You may argue that this syntax is silly, but it has one good point about it: it works. This was never possible in C++ before.

No, from every other language than C++ and Java. Every other language with exceptions took a way of unchecked exceptions. And there is really no problem with that. Unchecked exceptions are perfectly ok, as long as you use them for the purpose exceptions has been created for - for exceptional, rare cases.


You are probably right that there may not exist anything better than unchecked exceptions, however a couple of things needs to be noted.

1. The fact that no-one yet knows how to implement compile-time checked static exceptions that work doesn't mean that it is impossible, and I guess it is worth trying. This is how programming languages evolve and get better.
2. I think anyone would agree that compile-time-checked exceptions are useful if we found a way to eliminate problems they cause. So again, it is worth the effort to look for the solution.

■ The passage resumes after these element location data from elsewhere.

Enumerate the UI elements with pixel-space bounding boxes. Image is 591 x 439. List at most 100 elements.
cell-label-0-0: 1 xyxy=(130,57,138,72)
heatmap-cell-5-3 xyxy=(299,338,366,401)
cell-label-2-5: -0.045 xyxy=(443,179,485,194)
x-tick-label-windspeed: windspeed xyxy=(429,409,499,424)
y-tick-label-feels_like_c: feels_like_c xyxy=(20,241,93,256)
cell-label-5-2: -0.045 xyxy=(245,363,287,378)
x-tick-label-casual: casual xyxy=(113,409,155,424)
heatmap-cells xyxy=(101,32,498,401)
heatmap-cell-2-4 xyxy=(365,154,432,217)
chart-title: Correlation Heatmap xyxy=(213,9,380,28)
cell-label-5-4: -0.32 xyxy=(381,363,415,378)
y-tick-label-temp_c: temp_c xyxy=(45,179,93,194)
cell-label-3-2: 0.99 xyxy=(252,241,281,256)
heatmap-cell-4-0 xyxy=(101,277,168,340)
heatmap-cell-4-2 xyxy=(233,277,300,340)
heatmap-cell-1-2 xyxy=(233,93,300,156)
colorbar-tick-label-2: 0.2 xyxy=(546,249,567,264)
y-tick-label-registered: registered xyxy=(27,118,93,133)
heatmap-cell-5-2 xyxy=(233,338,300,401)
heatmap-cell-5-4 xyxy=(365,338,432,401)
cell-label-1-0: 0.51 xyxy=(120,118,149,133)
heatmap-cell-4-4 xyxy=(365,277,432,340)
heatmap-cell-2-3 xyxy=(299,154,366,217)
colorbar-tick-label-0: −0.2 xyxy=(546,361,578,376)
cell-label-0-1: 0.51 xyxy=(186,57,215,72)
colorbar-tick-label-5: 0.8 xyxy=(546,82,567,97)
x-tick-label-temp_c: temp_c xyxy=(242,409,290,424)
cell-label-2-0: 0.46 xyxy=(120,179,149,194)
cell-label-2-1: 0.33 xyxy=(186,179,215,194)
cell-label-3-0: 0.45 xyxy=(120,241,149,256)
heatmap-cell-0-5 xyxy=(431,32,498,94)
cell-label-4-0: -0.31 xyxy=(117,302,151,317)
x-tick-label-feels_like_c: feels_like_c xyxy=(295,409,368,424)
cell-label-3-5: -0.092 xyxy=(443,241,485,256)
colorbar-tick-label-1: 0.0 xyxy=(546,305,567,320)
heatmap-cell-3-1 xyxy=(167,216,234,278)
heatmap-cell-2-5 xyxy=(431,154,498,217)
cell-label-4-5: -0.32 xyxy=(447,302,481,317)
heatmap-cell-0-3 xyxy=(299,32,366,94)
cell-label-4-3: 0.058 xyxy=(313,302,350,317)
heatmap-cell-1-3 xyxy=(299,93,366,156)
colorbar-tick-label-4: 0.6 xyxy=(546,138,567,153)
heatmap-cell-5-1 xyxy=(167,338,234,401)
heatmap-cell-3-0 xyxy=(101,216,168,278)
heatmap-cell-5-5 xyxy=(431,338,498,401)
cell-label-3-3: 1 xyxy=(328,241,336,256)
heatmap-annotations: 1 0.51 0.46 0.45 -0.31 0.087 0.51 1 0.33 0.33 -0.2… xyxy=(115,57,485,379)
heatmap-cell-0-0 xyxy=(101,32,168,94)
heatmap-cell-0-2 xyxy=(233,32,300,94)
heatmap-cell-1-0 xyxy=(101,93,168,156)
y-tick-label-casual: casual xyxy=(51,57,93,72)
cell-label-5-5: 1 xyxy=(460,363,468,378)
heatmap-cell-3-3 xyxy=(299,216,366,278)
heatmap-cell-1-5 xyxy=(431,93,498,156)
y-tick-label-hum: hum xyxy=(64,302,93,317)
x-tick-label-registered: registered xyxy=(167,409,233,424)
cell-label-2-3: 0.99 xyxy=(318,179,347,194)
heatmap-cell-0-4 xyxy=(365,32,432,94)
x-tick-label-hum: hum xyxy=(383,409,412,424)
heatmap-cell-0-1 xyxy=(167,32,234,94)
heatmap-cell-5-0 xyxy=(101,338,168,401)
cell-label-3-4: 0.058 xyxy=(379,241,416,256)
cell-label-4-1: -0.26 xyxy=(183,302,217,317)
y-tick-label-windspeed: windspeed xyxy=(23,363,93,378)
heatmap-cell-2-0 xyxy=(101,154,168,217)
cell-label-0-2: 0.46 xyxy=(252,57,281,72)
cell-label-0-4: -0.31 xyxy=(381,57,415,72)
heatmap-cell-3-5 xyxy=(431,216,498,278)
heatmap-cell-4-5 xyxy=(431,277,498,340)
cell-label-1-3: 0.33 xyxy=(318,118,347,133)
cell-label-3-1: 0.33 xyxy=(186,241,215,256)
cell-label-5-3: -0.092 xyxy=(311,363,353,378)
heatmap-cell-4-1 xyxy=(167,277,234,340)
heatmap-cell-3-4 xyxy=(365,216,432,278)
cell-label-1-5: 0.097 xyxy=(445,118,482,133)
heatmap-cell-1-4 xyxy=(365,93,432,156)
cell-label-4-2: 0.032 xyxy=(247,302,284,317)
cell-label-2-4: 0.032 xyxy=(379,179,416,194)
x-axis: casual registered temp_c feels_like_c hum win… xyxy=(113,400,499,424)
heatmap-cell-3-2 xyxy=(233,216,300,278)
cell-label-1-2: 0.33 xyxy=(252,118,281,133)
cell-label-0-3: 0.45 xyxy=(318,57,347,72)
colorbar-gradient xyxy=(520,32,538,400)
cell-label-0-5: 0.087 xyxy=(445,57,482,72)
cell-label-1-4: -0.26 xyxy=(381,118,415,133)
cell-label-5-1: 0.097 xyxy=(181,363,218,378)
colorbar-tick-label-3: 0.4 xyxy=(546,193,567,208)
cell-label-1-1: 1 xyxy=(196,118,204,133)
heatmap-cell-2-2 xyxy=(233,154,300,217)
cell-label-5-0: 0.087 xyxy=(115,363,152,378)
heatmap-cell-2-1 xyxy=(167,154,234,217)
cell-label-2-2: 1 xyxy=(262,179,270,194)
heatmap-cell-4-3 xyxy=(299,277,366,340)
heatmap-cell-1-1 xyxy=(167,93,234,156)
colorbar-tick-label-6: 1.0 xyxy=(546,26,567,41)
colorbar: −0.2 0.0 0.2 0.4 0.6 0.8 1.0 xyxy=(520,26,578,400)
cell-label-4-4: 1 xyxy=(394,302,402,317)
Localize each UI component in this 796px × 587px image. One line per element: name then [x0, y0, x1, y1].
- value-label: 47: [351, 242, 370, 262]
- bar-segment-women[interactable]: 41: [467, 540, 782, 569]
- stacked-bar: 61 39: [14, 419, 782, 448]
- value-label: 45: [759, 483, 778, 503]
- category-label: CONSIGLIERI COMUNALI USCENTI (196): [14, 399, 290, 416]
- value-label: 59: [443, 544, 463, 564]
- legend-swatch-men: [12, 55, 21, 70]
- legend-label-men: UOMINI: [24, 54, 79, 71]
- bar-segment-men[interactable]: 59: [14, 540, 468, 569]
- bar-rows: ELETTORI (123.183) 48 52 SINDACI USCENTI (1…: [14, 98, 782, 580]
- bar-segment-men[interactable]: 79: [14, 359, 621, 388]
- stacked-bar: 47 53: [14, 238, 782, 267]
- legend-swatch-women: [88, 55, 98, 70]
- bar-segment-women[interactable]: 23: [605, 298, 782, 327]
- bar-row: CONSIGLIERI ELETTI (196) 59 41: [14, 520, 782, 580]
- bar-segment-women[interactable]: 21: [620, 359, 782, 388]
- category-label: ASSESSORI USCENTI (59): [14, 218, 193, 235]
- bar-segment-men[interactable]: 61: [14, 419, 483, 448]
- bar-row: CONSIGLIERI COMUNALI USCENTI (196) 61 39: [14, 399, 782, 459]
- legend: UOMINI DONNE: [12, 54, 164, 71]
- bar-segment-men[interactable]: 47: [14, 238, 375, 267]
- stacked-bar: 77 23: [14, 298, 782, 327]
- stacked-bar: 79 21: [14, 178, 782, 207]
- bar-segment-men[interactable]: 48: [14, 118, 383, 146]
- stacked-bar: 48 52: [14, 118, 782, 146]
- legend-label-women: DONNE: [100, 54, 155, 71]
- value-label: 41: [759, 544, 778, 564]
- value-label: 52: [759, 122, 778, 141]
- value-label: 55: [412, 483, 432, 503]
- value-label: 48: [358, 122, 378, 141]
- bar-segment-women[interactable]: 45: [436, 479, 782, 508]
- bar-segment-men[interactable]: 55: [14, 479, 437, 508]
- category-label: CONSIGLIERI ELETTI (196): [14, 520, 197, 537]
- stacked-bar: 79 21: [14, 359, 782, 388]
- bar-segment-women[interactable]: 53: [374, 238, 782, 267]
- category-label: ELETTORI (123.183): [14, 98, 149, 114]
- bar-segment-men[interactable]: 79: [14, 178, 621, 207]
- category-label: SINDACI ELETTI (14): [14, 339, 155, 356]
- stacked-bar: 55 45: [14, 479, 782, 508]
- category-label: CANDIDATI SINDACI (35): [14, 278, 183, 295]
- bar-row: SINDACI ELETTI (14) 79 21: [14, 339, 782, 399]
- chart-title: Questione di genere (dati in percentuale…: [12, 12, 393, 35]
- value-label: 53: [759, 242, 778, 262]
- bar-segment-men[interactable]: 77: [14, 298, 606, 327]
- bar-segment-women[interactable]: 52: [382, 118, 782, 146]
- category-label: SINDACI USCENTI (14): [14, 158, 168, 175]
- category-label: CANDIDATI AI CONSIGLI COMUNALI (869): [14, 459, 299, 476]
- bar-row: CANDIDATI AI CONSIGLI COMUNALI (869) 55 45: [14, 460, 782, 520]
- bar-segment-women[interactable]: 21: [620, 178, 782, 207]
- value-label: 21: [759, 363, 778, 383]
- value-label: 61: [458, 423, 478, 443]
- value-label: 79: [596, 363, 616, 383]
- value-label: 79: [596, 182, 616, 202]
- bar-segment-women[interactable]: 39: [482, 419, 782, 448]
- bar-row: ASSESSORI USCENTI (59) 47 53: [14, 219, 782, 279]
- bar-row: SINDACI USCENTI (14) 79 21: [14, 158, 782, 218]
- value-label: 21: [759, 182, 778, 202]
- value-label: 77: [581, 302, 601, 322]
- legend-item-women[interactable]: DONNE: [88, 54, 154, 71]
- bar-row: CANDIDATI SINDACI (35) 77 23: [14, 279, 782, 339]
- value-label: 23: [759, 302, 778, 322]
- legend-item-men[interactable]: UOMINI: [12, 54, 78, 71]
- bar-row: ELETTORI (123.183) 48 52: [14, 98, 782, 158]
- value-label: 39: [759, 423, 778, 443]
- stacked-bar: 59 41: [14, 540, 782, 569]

C++ is known for experimenting. This experimenting sometimes revolutionizes computer programming (this is the case of STL, or intorducing throw-try-catch syntax for exception handling into the mainstream) and sometimes ends in failure (like exported templates, dynamic exception specifications) but in the end it look like the best approach to make progress in the long run.

Regards,
&rzej
Thanks for explanation. The conditional noexcept is a nice thing, albeit I don't like the additional syntactical complexity it requires.